À mesa
Naquela mesa, posta diferente neste dia, de modo a acompanhar o formato
do salão, estavam gentes de toda espécie, de todas cores, de todos cheiros, de
todas vivências. Mas a chegada daquele casal maltrapilho, mijado, fedido e com
palhas nos cabelos sebentos, trazidas da rua do último sono dormido
incomodaram... os preconceitos suscitados entre os que deveriam ser seus pares
também chamou a atenção. Incomodavam porque traziam em si, apesar do
maltrapilho e da sujeira, uma vivacidade e um carinho de casal que transbordava
pela mesa e ensopava o colo ressecado dos participantes daquele almoço.
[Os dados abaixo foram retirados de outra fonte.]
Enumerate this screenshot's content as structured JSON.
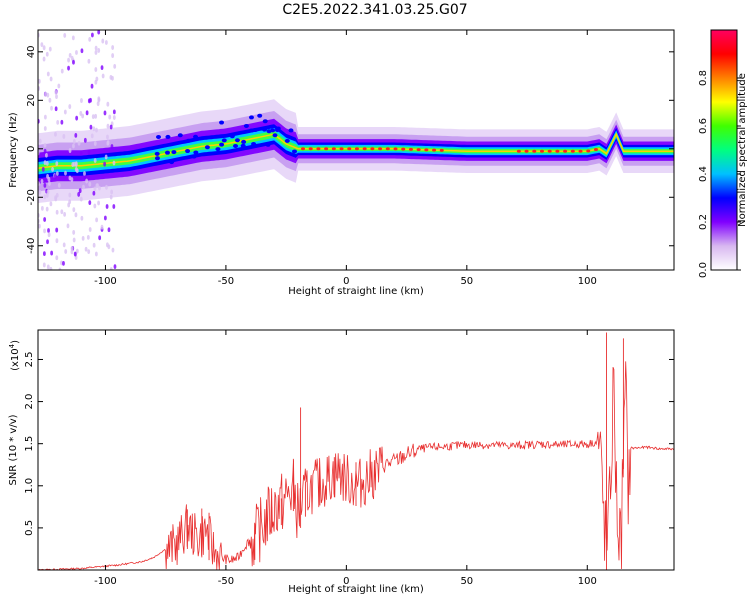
{
  "title": "C2E5.2022.341.03.25.G07",
  "chart_data": [
    {
      "type": "heatmap",
      "xlabel": "Height of straight line (km)",
      "ylabel": "Frequency (Hz)",
      "xlim": [
        -128,
        136
      ],
      "ylim": [
        -50,
        49
      ],
      "xticks": [
        -100,
        -50,
        0,
        50,
        100
      ],
      "yticks": [
        -40,
        -20,
        0,
        20,
        40
      ],
      "colorbar": {
        "label": "Normalized spectral amplitude",
        "range": [
          0.0,
          1.0
        ],
        "ticks": [
          "0.0",
          "0.2",
          "0.4",
          "0.6",
          "0.8"
        ],
        "tick_values": [
          0.0,
          0.2,
          0.4,
          0.6,
          0.8
        ],
        "colors": [
          "#ffffff",
          "#d8b8f0",
          "#8000ff",
          "#0000ff",
          "#00c0ff",
          "#00ff80",
          "#40ff00",
          "#ffff00",
          "#ff8000",
          "#ff0000",
          "#ff0060"
        ]
      },
      "ridge": {
        "x": [
          -128,
          -120,
          -110,
          -100,
          -90,
          -80,
          -70,
          -60,
          -50,
          -40,
          -30,
          -25,
          -20,
          -10,
          0,
          20,
          50,
          80,
          100,
          105,
          108,
          110,
          112,
          115,
          136
        ],
        "y": [
          -8,
          -7,
          -7,
          -6,
          -5,
          -3,
          -1,
          1,
          2,
          4,
          6,
          2,
          0,
          0,
          0,
          0,
          -1,
          -1,
          -1,
          0,
          -2,
          2,
          6,
          -1,
          -1
        ]
      }
    },
    {
      "type": "line",
      "xlabel": "Height of straight line (km)",
      "ylabel": "SNR (10 * v/v)",
      "multiplier": "(x10",
      "multiplier_exp": "4",
      "multiplier_close": ")",
      "xlim": [
        -128,
        136
      ],
      "ylim": [
        0,
        2.85
      ],
      "xticks": [
        -100,
        -50,
        0,
        50,
        100
      ],
      "yticks": [
        "0.5",
        "1.0",
        "1.5",
        "2.0",
        "2.5"
      ],
      "ytick_values": [
        0.5,
        1.0,
        1.5,
        2.0,
        2.5
      ],
      "color": "#e83030",
      "series": [
        {
          "x": [
            -128,
            -110,
            -95,
            -85,
            -80,
            -75,
            -70,
            -66,
            -62,
            -58,
            -55,
            -52,
            -48,
            -45,
            -42,
            -38,
            -35,
            -32,
            -29,
            -26,
            -22,
            -20,
            -18,
            -15,
            -12,
            -9,
            -6,
            -3,
            0,
            5,
            10,
            15,
            20,
            25,
            30,
            35,
            40,
            45,
            50,
            60,
            70,
            80,
            90,
            95,
            100,
            103,
            105,
            106,
            107,
            108,
            109,
            110,
            111,
            112,
            113,
            114,
            115,
            116,
            117,
            118,
            120,
            125,
            130,
            136
          ],
          "y": [
            0.0,
            0.02,
            0.06,
            0.1,
            0.15,
            0.25,
            0.35,
            0.55,
            0.4,
            0.5,
            0.25,
            0.15,
            0.12,
            0.15,
            0.3,
            0.42,
            0.55,
            0.7,
            0.8,
            0.85,
            1.0,
            0.7,
            0.9,
            1.0,
            1.05,
            1.1,
            1.15,
            1.2,
            1.1,
            1.05,
            1.15,
            1.25,
            1.3,
            1.38,
            1.44,
            1.46,
            1.47,
            1.48,
            1.49,
            1.49,
            1.48,
            1.5,
            1.49,
            1.5,
            1.5,
            1.52,
            1.5,
            1.2,
            0.6,
            0.3,
            0.6,
            1.4,
            2.3,
            1.0,
            0.5,
            0.3,
            1.5,
            2.2,
            1.0,
            1.45,
            1.45,
            1.46,
            1.44,
            1.44
          ]
        }
      ],
      "spikes": [
        {
          "x": -66,
          "y": 0.72
        },
        {
          "x": -60,
          "y": 0.73
        },
        {
          "x": -57,
          "y": 0.68
        },
        {
          "x": -38,
          "y": 0.55
        },
        {
          "x": -31,
          "y": 0.75
        },
        {
          "x": -27,
          "y": 0.85
        },
        {
          "x": -22,
          "y": 1.32
        },
        {
          "x": -19,
          "y": 1.93
        },
        {
          "x": -17,
          "y": 1.05
        },
        {
          "x": -11,
          "y": 1.15
        },
        {
          "x": -5,
          "y": 1.34
        },
        {
          "x": 4,
          "y": 1.28
        },
        {
          "x": 108,
          "y": 2.82
        },
        {
          "x": 115,
          "y": 2.75
        }
      ]
    }
  ]
}
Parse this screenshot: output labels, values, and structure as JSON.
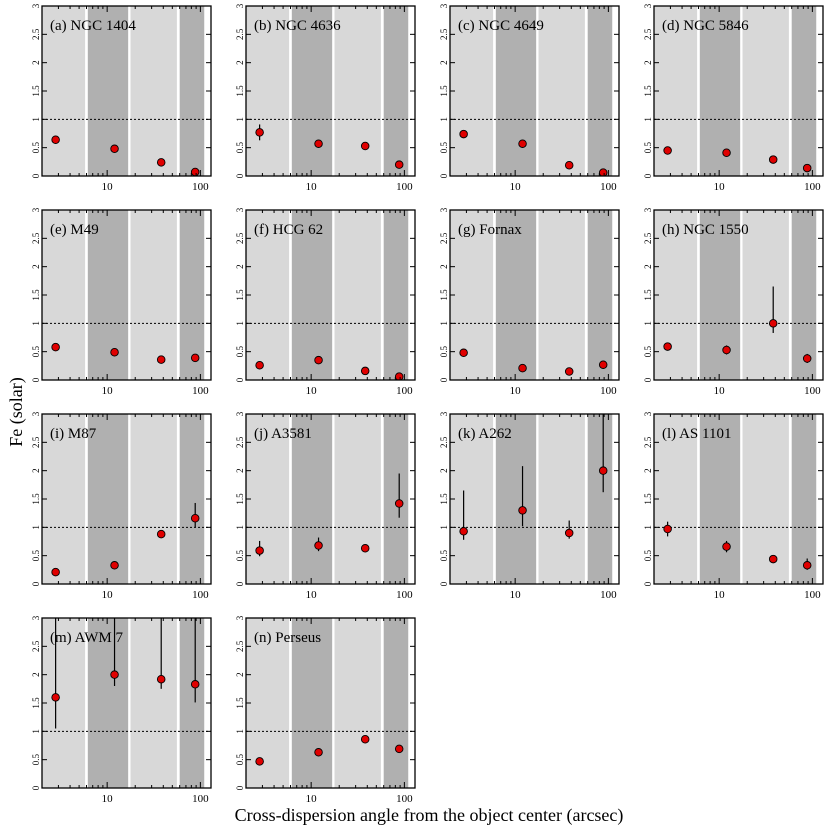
{
  "figure": {
    "ylabel": "Fe (solar)",
    "xlabel": "Cross-dispersion angle from the object center (arcsec)",
    "colors": {
      "band_light": "#d8d8d8",
      "band_dark": "#b0b0b0",
      "marker": "#e00000",
      "reference_line": "#000000"
    }
  },
  "chart_data": [
    {
      "type": "scatter",
      "label": "(a) NGC 1404",
      "xscale": "log",
      "xlim": [
        2,
        130
      ],
      "ylim": [
        0,
        3
      ],
      "x": [
        2.8,
        12,
        38,
        88
      ],
      "y": [
        0.64,
        0.48,
        0.24,
        0.07
      ],
      "yerr_low": [
        0.07,
        0.04,
        0.03,
        0.03
      ],
      "yerr_high": [
        0.07,
        0.04,
        0.03,
        0.05
      ],
      "reference_y": 1
    },
    {
      "type": "scatter",
      "label": "(b) NGC 4636",
      "xscale": "log",
      "xlim": [
        2,
        130
      ],
      "ylim": [
        0,
        3
      ],
      "x": [
        2.8,
        12,
        38,
        88
      ],
      "y": [
        0.77,
        0.57,
        0.53,
        0.2
      ],
      "yerr_low": [
        0.14,
        0.04,
        0.04,
        0.03
      ],
      "yerr_high": [
        0.14,
        0.04,
        0.04,
        0.03
      ],
      "reference_y": 1
    },
    {
      "type": "scatter",
      "label": "(c) NGC 4649",
      "xscale": "log",
      "xlim": [
        2,
        130
      ],
      "ylim": [
        0,
        3
      ],
      "x": [
        2.8,
        12,
        38,
        88
      ],
      "y": [
        0.74,
        0.57,
        0.19,
        0.06
      ],
      "yerr_low": [
        0.05,
        0.04,
        0.04,
        0.03
      ],
      "yerr_high": [
        0.05,
        0.04,
        0.04,
        0.06
      ],
      "reference_y": 1
    },
    {
      "type": "scatter",
      "label": "(d) NGC 5846",
      "xscale": "log",
      "xlim": [
        2,
        130
      ],
      "ylim": [
        0,
        3
      ],
      "x": [
        2.8,
        12,
        38,
        88
      ],
      "y": [
        0.45,
        0.41,
        0.29,
        0.14
      ],
      "yerr_low": [
        0.04,
        0.04,
        0.03,
        0.03
      ],
      "yerr_high": [
        0.04,
        0.04,
        0.03,
        0.03
      ],
      "reference_y": 1
    },
    {
      "type": "scatter",
      "label": "(e) M49",
      "xscale": "log",
      "xlim": [
        2,
        130
      ],
      "ylim": [
        0,
        3
      ],
      "x": [
        2.8,
        12,
        38,
        88
      ],
      "y": [
        0.58,
        0.49,
        0.36,
        0.39
      ],
      "yerr_low": [
        0.04,
        0.03,
        0.03,
        0.04
      ],
      "yerr_high": [
        0.04,
        0.03,
        0.03,
        0.04
      ],
      "reference_y": 1
    },
    {
      "type": "scatter",
      "label": "(f) HCG 62",
      "xscale": "log",
      "xlim": [
        2,
        130
      ],
      "ylim": [
        0,
        3
      ],
      "x": [
        2.8,
        12,
        38,
        88
      ],
      "y": [
        0.26,
        0.35,
        0.16,
        0.06
      ],
      "yerr_low": [
        0.04,
        0.04,
        0.03,
        0.03
      ],
      "yerr_high": [
        0.04,
        0.04,
        0.03,
        0.05
      ],
      "reference_y": 1
    },
    {
      "type": "scatter",
      "label": "(g) Fornax",
      "xscale": "log",
      "xlim": [
        2,
        130
      ],
      "ylim": [
        0,
        3
      ],
      "x": [
        2.8,
        12,
        38,
        88
      ],
      "y": [
        0.48,
        0.21,
        0.15,
        0.27
      ],
      "yerr_low": [
        0.04,
        0.03,
        0.03,
        0.07
      ],
      "yerr_high": [
        0.04,
        0.03,
        0.03,
        0.07
      ],
      "reference_y": 1
    },
    {
      "type": "scatter",
      "label": "(h) NGC 1550",
      "xscale": "log",
      "xlim": [
        2,
        130
      ],
      "ylim": [
        0,
        3
      ],
      "x": [
        2.8,
        12,
        38,
        88
      ],
      "y": [
        0.59,
        0.53,
        1.0,
        0.38
      ],
      "yerr_low": [
        0.05,
        0.08,
        0.17,
        0.08
      ],
      "yerr_high": [
        0.05,
        0.08,
        0.65,
        0.08
      ],
      "reference_y": 1
    },
    {
      "type": "scatter",
      "label": "(i) M87",
      "xscale": "log",
      "xlim": [
        2,
        130
      ],
      "ylim": [
        0,
        3
      ],
      "x": [
        2.8,
        12,
        38,
        88
      ],
      "y": [
        0.21,
        0.33,
        0.88,
        1.16
      ],
      "yerr_low": [
        0.03,
        0.03,
        0.05,
        0.16
      ],
      "yerr_high": [
        0.03,
        0.03,
        0.05,
        0.27
      ],
      "reference_y": 1
    },
    {
      "type": "scatter",
      "label": "(j) A3581",
      "xscale": "log",
      "xlim": [
        2,
        130
      ],
      "ylim": [
        0,
        3
      ],
      "x": [
        2.8,
        12,
        38,
        88
      ],
      "y": [
        0.59,
        0.68,
        0.63,
        1.42
      ],
      "yerr_low": [
        0.1,
        0.1,
        0.04,
        0.25
      ],
      "yerr_high": [
        0.17,
        0.14,
        0.04,
        0.53
      ],
      "reference_y": 1
    },
    {
      "type": "scatter",
      "label": "(k) A262",
      "xscale": "log",
      "xlim": [
        2,
        130
      ],
      "ylim": [
        0,
        3
      ],
      "x": [
        2.8,
        12,
        38,
        88
      ],
      "y": [
        0.93,
        1.3,
        0.9,
        2.0
      ],
      "yerr_low": [
        0.15,
        0.28,
        0.1,
        0.38
      ],
      "yerr_high": [
        0.72,
        0.78,
        0.22,
        1.0
      ],
      "reference_y": 1
    },
    {
      "type": "scatter",
      "label": "(l) AS 1101",
      "xscale": "log",
      "xlim": [
        2,
        130
      ],
      "ylim": [
        0,
        3
      ],
      "x": [
        2.8,
        12,
        38,
        88
      ],
      "y": [
        0.97,
        0.66,
        0.44,
        0.33
      ],
      "yerr_low": [
        0.13,
        0.1,
        0.06,
        0.08
      ],
      "yerr_high": [
        0.13,
        0.1,
        0.06,
        0.12
      ],
      "reference_y": 1
    },
    {
      "type": "scatter",
      "label": "(m) AWM 7",
      "xscale": "log",
      "xlim": [
        2,
        130
      ],
      "ylim": [
        0,
        3
      ],
      "x": [
        2.8,
        12,
        38,
        88
      ],
      "y": [
        1.6,
        2.0,
        1.92,
        1.83
      ],
      "yerr_low": [
        0.55,
        0.2,
        0.17,
        0.32
      ],
      "yerr_high": [
        1.4,
        1.0,
        1.08,
        1.17
      ],
      "reference_y": 1
    },
    {
      "type": "scatter",
      "label": "(n) Perseus",
      "xscale": "log",
      "xlim": [
        2,
        130
      ],
      "ylim": [
        0,
        3
      ],
      "x": [
        2.8,
        12,
        38,
        88
      ],
      "y": [
        0.47,
        0.63,
        0.86,
        0.69
      ],
      "yerr_low": [
        0.03,
        0.03,
        0.03,
        0.03
      ],
      "yerr_high": [
        0.03,
        0.03,
        0.03,
        0.03
      ],
      "reference_y": 1
    }
  ],
  "bands": [
    {
      "x_from": 2,
      "x_to": 5.8,
      "shade": "light"
    },
    {
      "x_from": 6.2,
      "x_to": 16.8,
      "shade": "dark"
    },
    {
      "x_from": 17.8,
      "x_to": 56,
      "shade": "light"
    },
    {
      "x_from": 60,
      "x_to": 110,
      "shade": "dark"
    }
  ],
  "yticks": [
    0,
    0.5,
    1,
    1.5,
    2,
    2.5,
    3
  ],
  "ytick_labels": [
    "0",
    "0.5",
    "1",
    "1.5",
    "2",
    "2.5",
    "3"
  ],
  "xticks_major": [
    10,
    100
  ],
  "xtick_labels": [
    "10",
    "100"
  ],
  "xticks_minor": [
    2,
    3,
    4,
    5,
    6,
    7,
    8,
    9,
    20,
    30,
    40,
    50,
    60,
    70,
    80,
    90
  ]
}
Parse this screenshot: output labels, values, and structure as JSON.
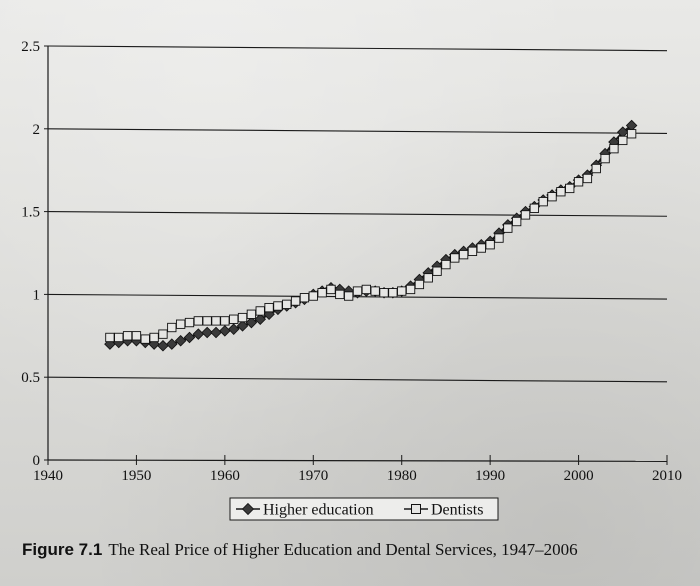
{
  "figure": {
    "number": "Figure 7.1",
    "caption": "The Real Price of Higher Education and Dental Services, 1947–2006"
  },
  "chart_data": {
    "type": "line",
    "title": "",
    "xlabel": "",
    "ylabel": "",
    "xlim": [
      1940,
      2010
    ],
    "ylim": [
      0,
      2.5
    ],
    "xticks": [
      1940,
      1950,
      1960,
      1970,
      1980,
      1990,
      2000,
      2010
    ],
    "yticks": [
      0,
      0.5,
      1,
      1.5,
      2,
      2.5
    ],
    "ytick_labels": [
      "0",
      "0.5",
      "1",
      "1.5",
      "2",
      "2.5"
    ],
    "grid": "horizontal",
    "legend_position": "bottom-center",
    "colors": {
      "line": "#1a1a1a",
      "marker_fill_higher_education": "#3a3a3a",
      "marker_fill_dentists": "#e6e6e4"
    },
    "series": [
      {
        "name": "Higher education",
        "marker": "diamond",
        "x": [
          1947,
          1948,
          1949,
          1950,
          1951,
          1952,
          1953,
          1954,
          1955,
          1956,
          1957,
          1958,
          1959,
          1960,
          1961,
          1962,
          1963,
          1964,
          1965,
          1966,
          1967,
          1968,
          1969,
          1970,
          1971,
          1972,
          1973,
          1974,
          1975,
          1976,
          1977,
          1978,
          1979,
          1980,
          1981,
          1982,
          1983,
          1984,
          1985,
          1986,
          1987,
          1988,
          1989,
          1990,
          1991,
          1992,
          1993,
          1994,
          1995,
          1996,
          1997,
          1998,
          1999,
          2000,
          2001,
          2002,
          2003,
          2004,
          2005,
          2006
        ],
        "y": [
          0.7,
          0.71,
          0.72,
          0.72,
          0.71,
          0.7,
          0.69,
          0.7,
          0.72,
          0.74,
          0.76,
          0.77,
          0.77,
          0.78,
          0.79,
          0.81,
          0.83,
          0.85,
          0.88,
          0.91,
          0.93,
          0.95,
          0.97,
          1.0,
          1.02,
          1.04,
          1.03,
          1.02,
          1.01,
          1.02,
          1.02,
          1.01,
          1.01,
          1.02,
          1.05,
          1.09,
          1.13,
          1.17,
          1.21,
          1.24,
          1.26,
          1.28,
          1.3,
          1.32,
          1.37,
          1.42,
          1.46,
          1.5,
          1.53,
          1.57,
          1.6,
          1.63,
          1.65,
          1.69,
          1.72,
          1.78,
          1.85,
          1.92,
          1.98,
          2.02
        ]
      },
      {
        "name": "Dentists",
        "marker": "square",
        "x": [
          1947,
          1948,
          1949,
          1950,
          1951,
          1952,
          1953,
          1954,
          1955,
          1956,
          1957,
          1958,
          1959,
          1960,
          1961,
          1962,
          1963,
          1964,
          1965,
          1966,
          1967,
          1968,
          1969,
          1970,
          1971,
          1972,
          1973,
          1974,
          1975,
          1976,
          1977,
          1978,
          1979,
          1980,
          1981,
          1982,
          1983,
          1984,
          1985,
          1986,
          1987,
          1988,
          1989,
          1990,
          1991,
          1992,
          1993,
          1994,
          1995,
          1996,
          1997,
          1998,
          1999,
          2000,
          2001,
          2002,
          2003,
          2004,
          2005,
          2006
        ],
        "y": [
          0.74,
          0.74,
          0.75,
          0.75,
          0.73,
          0.74,
          0.76,
          0.8,
          0.82,
          0.83,
          0.84,
          0.84,
          0.84,
          0.84,
          0.85,
          0.86,
          0.88,
          0.9,
          0.92,
          0.93,
          0.94,
          0.96,
          0.98,
          0.99,
          1.01,
          1.03,
          1.0,
          0.99,
          1.02,
          1.03,
          1.02,
          1.01,
          1.01,
          1.02,
          1.03,
          1.06,
          1.1,
          1.14,
          1.18,
          1.22,
          1.24,
          1.26,
          1.28,
          1.3,
          1.34,
          1.4,
          1.44,
          1.48,
          1.52,
          1.56,
          1.59,
          1.62,
          1.64,
          1.68,
          1.7,
          1.76,
          1.82,
          1.88,
          1.93,
          1.97
        ]
      }
    ]
  }
}
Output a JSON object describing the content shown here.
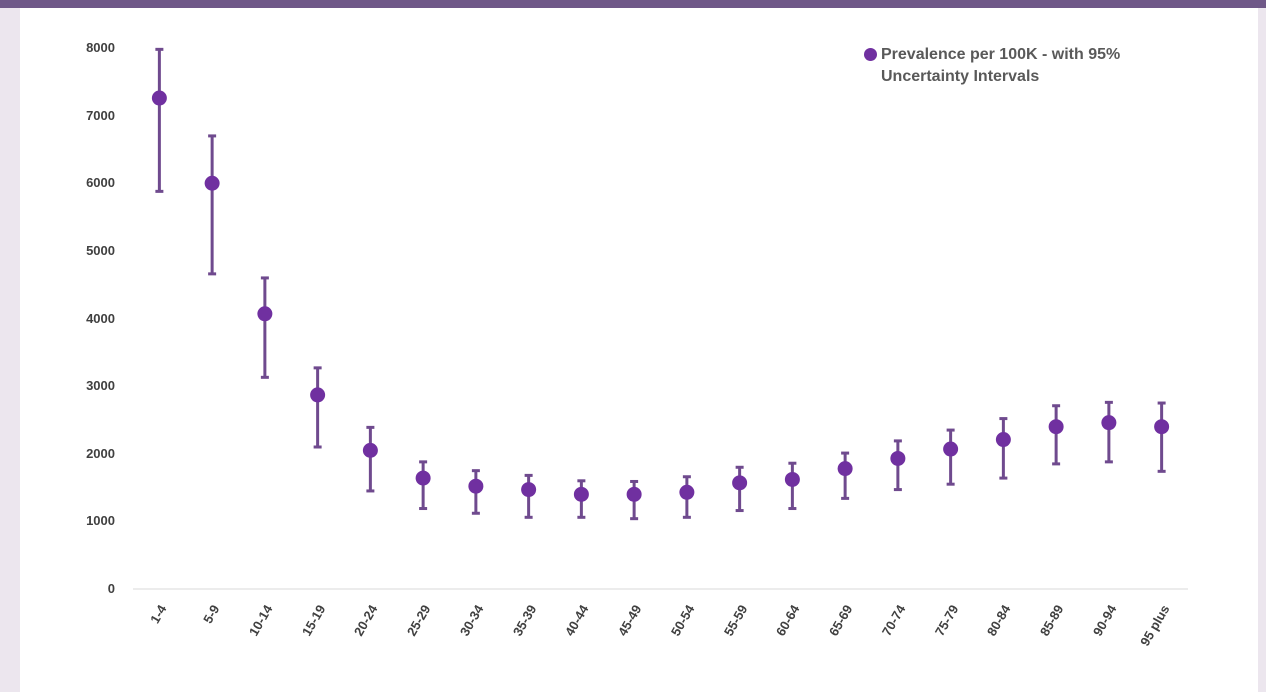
{
  "chart_data": {
    "type": "scatter",
    "title": "",
    "xlabel": "",
    "ylabel": "",
    "ylim": [
      0,
      8000
    ],
    "yticks": [
      "0",
      "1000",
      "2000",
      "3000",
      "4000",
      "5000",
      "6000",
      "7000",
      "8000"
    ],
    "categories": [
      "1-4",
      "5-9",
      "10-14",
      "15-19",
      "20-24",
      "25-29",
      "30-34",
      "35-39",
      "40-44",
      "45-49",
      "50-54",
      "55-59",
      "60-64",
      "65-69",
      "70-74",
      "75-79",
      "80-84",
      "85-89",
      "90-94",
      "95 plus"
    ],
    "series": [
      {
        "name": "Prevalence per 100K - with 95% Uncertainty Intervals",
        "color": "#7030a0",
        "errorbar_color": "#6f4a8e",
        "values": [
          7260,
          6000,
          4070,
          2870,
          2050,
          1640,
          1520,
          1470,
          1400,
          1400,
          1430,
          1570,
          1620,
          1780,
          1930,
          2070,
          2210,
          2400,
          2460,
          2400
        ],
        "lower": [
          5880,
          4660,
          3130,
          2100,
          1450,
          1190,
          1120,
          1060,
          1060,
          1040,
          1060,
          1160,
          1190,
          1340,
          1470,
          1550,
          1640,
          1850,
          1880,
          1740
        ],
        "upper": [
          7980,
          6700,
          4600,
          3270,
          2390,
          1880,
          1750,
          1680,
          1600,
          1590,
          1660,
          1800,
          1860,
          2010,
          2190,
          2350,
          2520,
          2710,
          2760,
          2750
        ]
      }
    ],
    "legend_position": "top-right",
    "grid": false
  }
}
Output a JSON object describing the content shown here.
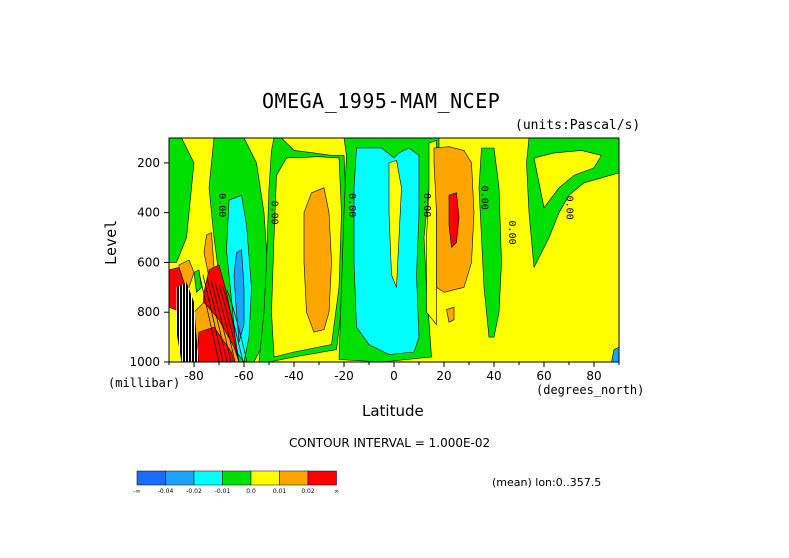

Um
princípio de discussão querido por um, um chamar de atenção tentado por outro e
o casal, impávido, respondendo com colheradas oferecidas na boca
carinhosamente.
A proposta, trazida como sobremesa por D.Maria e o pessoal do
consultório de rua, foi simples:
- Ao som do dedilhado no violão, será lido um poema de Cecília Meireles
intitulado “o último andar”.
Ouçamo-lo:
O último andar
No último andar é mais bonito:
do último andar se vê o mar.
É lá que eu quero morar.
O último andar é muito longe:
custa-se muito a chegar.
Mas é lá que eu quero morar.
Todo o céu fica a noite inteira
sobre o último andar
É lá que eu quero morar.
Quando faz lua no terraço
fica todo o luar.
É lá que eu quero morar.
Os passarinhos lá se escondem
para ninguém os maltratar:
no último andar.
De lá se avista o mundo inteiro:
tudo parece perto, no ar.
É lá que eu quero morar:
no último andar.
Logo após a leitura, mais som de violão, e após, mais leitura do mesmo poema e após, mais violão... tudo orquestrado pelas mãos habilidosas de D.Maria, que queria que prestassem atenção à escuta... na última vez o tocador acompanhou seu dedilhado com um assovio e outro assovio o acompanhou e surpreendeu desafiador os expectadores... Ivaldo era o nome daquele “Raul-seixaniano D.Quixote” que ao tomar o violão pra si protagonizou um belíssimo show com sambas-canções, romantismos e por vezes alguma malandragem do Bezerra da Silva... fez daquele lugar sua saudosa maloca e na sua maluquice não quis saber quem eram todos, não discriminou e ensinou-nos a também não discriminar. O público, ávido por aquele néctar, cantou junto, batucou, empolgou e se apossou daquele momento como nunca antes...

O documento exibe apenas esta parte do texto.